I am trying to read feature vector of 2048 dimension (1 miilion records) from cassandra to pandas dataframe it crashes every time.
I have 32 GB ram but still i am not able to read all data into memory, my python program crashes every time i try to load data in memory. I need all data in memory at once for my machine learning algorithm. (My data size in csv is 18GB. )
import pandas as pd
from cassandra.cluster import Cluster
from cassandra.auth import PlainTextAuthProvider
from cassandra.query import dict_factory
auth_provider = PlainTextAuthProvider(username=CASSANDRA_USER, password=CASSANDRA_PASS)

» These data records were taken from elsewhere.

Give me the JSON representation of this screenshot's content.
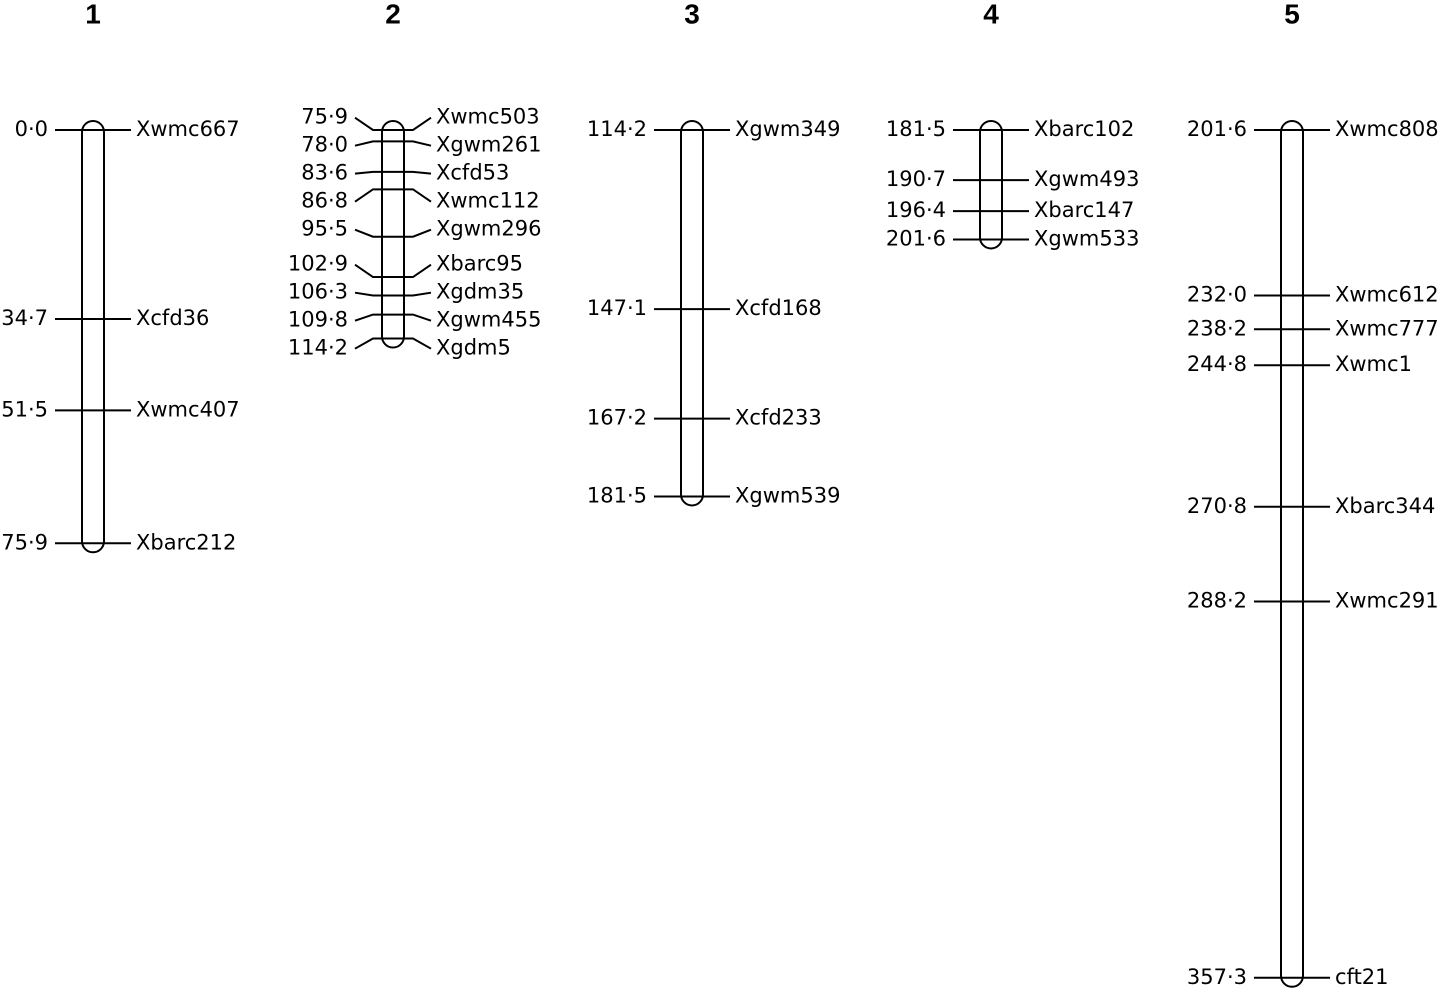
{
  "groups": [
    {
      "title": "1",
      "markers": [
        {
          "position": {
            "value": 0.0,
            "label": "0·0"
          },
          "name": "Xwmc667"
        },
        {
          "position": {
            "value": 34.7,
            "label": "34·7"
          },
          "name": "Xcfd36"
        },
        {
          "position": {
            "value": 51.5,
            "label": "51·5"
          },
          "name": "Xwmc407"
        },
        {
          "position": {
            "value": 75.9,
            "label": "75·9"
          },
          "name": "Xbarc212"
        }
      ]
    },
    {
      "title": "2",
      "markers": [
        {
          "position": {
            "value": 75.9,
            "label": "75·9"
          },
          "name": "Xwmc503"
        },
        {
          "position": {
            "value": 78.0,
            "label": "78·0"
          },
          "name": "Xgwm261"
        },
        {
          "position": {
            "value": 83.6,
            "label": "83·6"
          },
          "name": "Xcfd53"
        },
        {
          "position": {
            "value": 86.8,
            "label": "86·8"
          },
          "name": "Xwmc112"
        },
        {
          "position": {
            "value": 95.5,
            "label": "95·5"
          },
          "name": "Xgwm296"
        },
        {
          "position": {
            "value": 102.9,
            "label": "102·9"
          },
          "name": "Xbarc95"
        },
        {
          "position": {
            "value": 106.3,
            "label": "106·3"
          },
          "name": "Xgdm35"
        },
        {
          "position": {
            "value": 109.8,
            "label": "109·8"
          },
          "name": "Xgwm455"
        },
        {
          "position": {
            "value": 114.2,
            "label": "114·2"
          },
          "name": "Xgdm5"
        }
      ]
    },
    {
      "title": "3",
      "markers": [
        {
          "position": {
            "value": 114.2,
            "label": "114·2"
          },
          "name": "Xgwm349"
        },
        {
          "position": {
            "value": 147.1,
            "label": "147·1"
          },
          "name": "Xcfd168"
        },
        {
          "position": {
            "value": 167.2,
            "label": "167·2"
          },
          "name": "Xcfd233"
        },
        {
          "position": {
            "value": 181.5,
            "label": "181·5"
          },
          "name": "Xgwm539"
        }
      ]
    },
    {
      "title": "4",
      "markers": [
        {
          "position": {
            "value": 181.5,
            "label": "181·5"
          },
          "name": "Xbarc102"
        },
        {
          "position": {
            "value": 190.7,
            "label": "190·7"
          },
          "name": "Xgwm493"
        },
        {
          "position": {
            "value": 196.4,
            "label": "196·4"
          },
          "name": "Xbarc147"
        },
        {
          "position": {
            "value": 201.6,
            "label": "201·6"
          },
          "name": "Xgwm533"
        }
      ]
    },
    {
      "title": "5",
      "markers": [
        {
          "position": {
            "value": 201.6,
            "label": "201·6"
          },
          "name": "Xwmc808"
        },
        {
          "position": {
            "value": 232.0,
            "label": "232·0"
          },
          "name": "Xwmc612"
        },
        {
          "position": {
            "value": 238.2,
            "label": "238·2"
          },
          "name": "Xwmc777"
        },
        {
          "position": {
            "value": 244.8,
            "label": "244·8"
          },
          "name": "Xwmc1"
        },
        {
          "position": {
            "value": 270.8,
            "label": "270·8"
          },
          "name": "Xbarc344"
        },
        {
          "position": {
            "value": 288.2,
            "label": "288·2"
          },
          "name": "Xwmc291"
        },
        {
          "position": {
            "value": 357.3,
            "label": "357·3"
          },
          "name": "cft21"
        }
      ]
    }
  ]
}
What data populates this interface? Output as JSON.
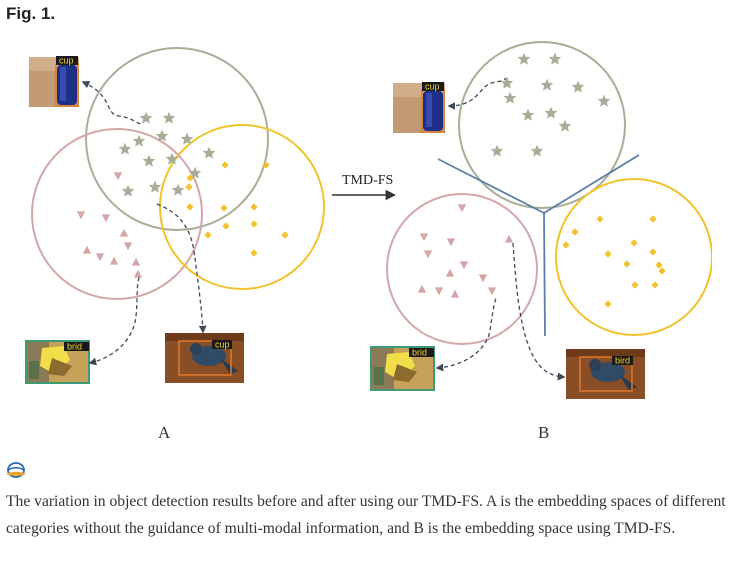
{
  "figure": {
    "label": "Fig. 1.",
    "arrow_label": "TMD-FS",
    "panel_a_label": "A",
    "panel_b_label": "B",
    "image_labels": {
      "a_cup": "cup",
      "a_bird_left": "brid",
      "a_bird_right": "cup",
      "b_cup": "cup",
      "b_bird_left": "brid",
      "b_bird_right": "bird"
    },
    "colors": {
      "cup_class": "#a8ae96",
      "bird_class": "#d4a7a7",
      "yellow_class": "#f2c22b",
      "separator": "#5b7fa6"
    }
  },
  "viewer_icon": "image-viewer-icon",
  "caption": "The variation in object detection results before and after using our TMD-FS. A is the embedding spaces of different categories without the guidance of multi-modal information, and B is the embedding space using TMD-FS."
}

cluster = Cluster(contact_points=[CASSANDRA_HOST], port=CASSANDRA_PORT,
auth_provider=auth_provider)
session = cluster.connect(CASSANDRA_DB)
session.row_factory = dict_factory
query = "SELECT * FROM Table"
df = pd.DataFrame()
for row in session.execute(query):
df = df.append(pd.DataFrame())
Is it a right approach to read data in pandas dataframe ? Any other memory efficient way to read all the data in dataframe?
Options i am considering as last try : 1) Reduce Feature vector dimension 2) Increase ram memory
I can not store data in csv or any other file system as i have some other operations to do on data in cassandra.
The program gets crash every time with message as Killed which is causing by memory issue.